A eterna oposição entre juventude e maturidade cada dia mais se mostra ultrapassada. Ainda que a sociedade siga enaltecendo as vantagens de ser jovem, os modelos de beleza associados à pouca idade e os padrões de valor considerando ruim o velho, os sinais opostos também se fazem ver. É o caso de algumas investidas da propaganda que, mesmo propondo ajudar a envelhecer cada vez mais devagar, reconhecem os atrativos de homens e mulheres com mais de 30, 40, 50 anos, e mais, muito mais.

Se os índios e outras sociedades mais “primitivas” já reconheciam seus anciãos como repositórios do conhecimento do grupo, hoje a sociedade “evoluída” começa a descobrir que velhos, idosos, terceira idade ou “melhor idade” são o destino que, se Deus quiser e a saúde permitir, todos miramos e queremos alcançar.
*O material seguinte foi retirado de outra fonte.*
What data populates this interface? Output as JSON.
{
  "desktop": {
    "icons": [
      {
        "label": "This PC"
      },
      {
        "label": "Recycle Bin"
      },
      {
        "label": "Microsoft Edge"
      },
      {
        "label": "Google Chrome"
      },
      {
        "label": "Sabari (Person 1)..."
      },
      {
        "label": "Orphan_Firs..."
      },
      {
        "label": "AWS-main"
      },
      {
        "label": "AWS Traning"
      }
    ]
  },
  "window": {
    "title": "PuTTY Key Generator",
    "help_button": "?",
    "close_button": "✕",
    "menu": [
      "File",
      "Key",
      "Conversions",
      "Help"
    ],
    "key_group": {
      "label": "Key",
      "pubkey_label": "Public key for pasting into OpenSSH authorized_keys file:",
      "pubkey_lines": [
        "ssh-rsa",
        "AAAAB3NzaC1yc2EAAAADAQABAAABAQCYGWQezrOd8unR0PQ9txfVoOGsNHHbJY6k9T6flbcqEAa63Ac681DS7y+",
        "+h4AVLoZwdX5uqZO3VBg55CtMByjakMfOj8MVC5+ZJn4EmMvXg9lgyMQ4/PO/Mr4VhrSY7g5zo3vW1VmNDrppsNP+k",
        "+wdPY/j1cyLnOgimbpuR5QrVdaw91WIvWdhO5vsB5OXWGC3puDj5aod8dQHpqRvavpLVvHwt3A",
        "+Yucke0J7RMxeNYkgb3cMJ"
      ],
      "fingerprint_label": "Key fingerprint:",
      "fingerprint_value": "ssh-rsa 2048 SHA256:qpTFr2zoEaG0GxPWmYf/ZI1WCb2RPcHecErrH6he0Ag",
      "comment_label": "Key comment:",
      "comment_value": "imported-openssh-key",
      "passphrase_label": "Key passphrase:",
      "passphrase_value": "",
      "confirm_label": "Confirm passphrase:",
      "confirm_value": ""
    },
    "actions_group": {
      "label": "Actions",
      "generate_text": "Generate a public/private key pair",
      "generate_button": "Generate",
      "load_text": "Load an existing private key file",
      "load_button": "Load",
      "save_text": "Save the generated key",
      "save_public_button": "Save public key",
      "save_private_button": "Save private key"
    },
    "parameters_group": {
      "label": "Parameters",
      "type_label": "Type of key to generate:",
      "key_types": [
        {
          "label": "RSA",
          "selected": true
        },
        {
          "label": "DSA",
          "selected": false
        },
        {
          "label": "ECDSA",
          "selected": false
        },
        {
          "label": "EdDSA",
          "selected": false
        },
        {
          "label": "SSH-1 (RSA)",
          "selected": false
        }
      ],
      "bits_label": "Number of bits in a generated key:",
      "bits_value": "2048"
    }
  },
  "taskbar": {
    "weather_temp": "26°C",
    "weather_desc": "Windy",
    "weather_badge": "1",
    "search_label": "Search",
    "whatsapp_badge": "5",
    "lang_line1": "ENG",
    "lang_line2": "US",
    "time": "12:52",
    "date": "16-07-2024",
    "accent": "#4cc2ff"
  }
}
O Brasil envelhece, mas, o que é melhor, amadurece. Basta ver o processo do referendo que acaba de acabar. Por mais que as análises divirjam sobre o que significou o voto majoritário no não, inclusive com gente que tem certeza de que muitos eleitores erraram e votaram numa coisa pensando votar na outra, o processo, em si, revela maturidade.

Considerado extemporâneo diante da avalanche de crises que assola o país há meses, o desarmamento tornou-se, por força do processo eleitoral, tema de conversas, debates, discussões acaloradas, formal ou informalmente. O auditório do Correio ficou lotado, com torcidas e tudo. Na internet, grupos de discussão trocaram dezenas de argumentos contra e a favor. Todo mundo palpitando, se conscientizando de que, para bem ou para mal, sua opinião seria importante e faria diferença.

Um bom termômetro em toda eleição pode ser aferido nos pontos de ônibus e dentro dos táxis. Conversa vai, conversa vem, o assunto se encaminha para o processo em curso. Desta vez não foi diferente. O brasileiro se politiza a cada dia, se investe da posição de agente, ator de seu destino e do futuro da nação. Amadurece, portanto. Aprende que o Estado não será o grande pai, a lhe prover solução para tudo, mas um representante que cabe a ele, eleitor, adulto, fiscalizar, investir de autoridade ou desautorizar, quando assim quiser. E que qualquer rumo será sempre de sua responsabilidade.